The Wall Street Journal (WSJ) says the Huanan market offers “carcasses and live specimens of dozens of wild animals – from bamboo rats to ostriches, baby crocodiles and hedgehogs, in a scruffy complex of 1 000 stalls spread over an area the size of nine football fields”.

It is “typical of the wet markets” where most people in China buy their food.

Yet arguments put forward should not withstand academic scrutiny.

To wit: “This is a wildlife-origin virus – it’s pretty clear,” said Peter Daszak, president of EcoHealth Alliance, a US-based nonprofit organisation that has been studying virus origins in China for 15 years.

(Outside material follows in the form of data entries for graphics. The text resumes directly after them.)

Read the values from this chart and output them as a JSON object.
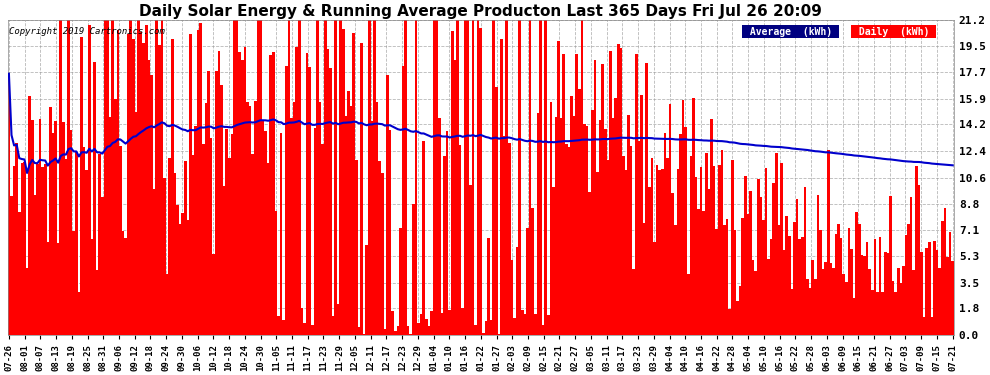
{
  "title": "Daily Solar Energy & Running Average Producton Last 365 Days Fri Jul 26 20:09",
  "copyright": "Copyright 2019 Cartronics.com",
  "yticks": [
    0.0,
    1.8,
    3.5,
    5.3,
    7.1,
    8.8,
    10.6,
    12.4,
    14.2,
    15.9,
    17.7,
    19.5,
    21.2
  ],
  "ymax": 21.2,
  "bg_color": "#ffffff",
  "bar_color": "#ff0000",
  "avg_color": "#0000cc",
  "grid_color": "#999999",
  "title_fontsize": 11,
  "legend_avg_label": "Average (kWh)",
  "legend_daily_label": "Daily (kWh)",
  "xtick_labels": [
    "07-26",
    "08-01",
    "08-07",
    "08-13",
    "08-19",
    "08-25",
    "08-31",
    "09-06",
    "09-12",
    "09-18",
    "09-24",
    "09-30",
    "10-06",
    "10-12",
    "10-18",
    "10-24",
    "10-30",
    "11-05",
    "11-11",
    "11-17",
    "11-23",
    "11-29",
    "12-05",
    "12-11",
    "12-17",
    "12-23",
    "12-29",
    "01-04",
    "01-10",
    "01-16",
    "01-22",
    "01-27",
    "02-03",
    "02-09",
    "02-15",
    "02-21",
    "02-27",
    "03-05",
    "03-11",
    "03-17",
    "03-23",
    "03-29",
    "04-04",
    "04-10",
    "04-16",
    "04-22",
    "04-28",
    "05-04",
    "05-10",
    "05-16",
    "05-22",
    "05-28",
    "06-03",
    "06-09",
    "06-15",
    "06-21",
    "06-27",
    "07-03",
    "07-09",
    "07-15",
    "07-21"
  ]
}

“Probably bats are the origin from looking at the virus itself, and it got from bats into people in the wildlife market,” he said, according to the WSJ.

Pretty clear, and probably bats. Perhaps not so clear after all.

Actually, humans have been eating animals since time immemorial. The distinction between wild and other animals is man-made.

Humans may be less susceptible to picking up diseases from species to which they are more accustomed – pets and farm animals, etc.

But is karma different when you eat from a cow that dies screaming in an abattoir, instead of from a baby crocodile slaughtered among other suffering species at a Chinese food market?

No.

It’s not a matter of karma, or superstitions about natural balance. Scientists have simply not yet worked out how to deal with less common contagions.

Media coverage is also influenced by Western prejudices about which animals may be eaten, and which are inedible.

What if it’s merely a matter of cultural taste? And who gives anyone the right to decide which, if any animals, may be eaten?

  • Disclosure. I have visited several parts of China and have previously written for Chinese employers.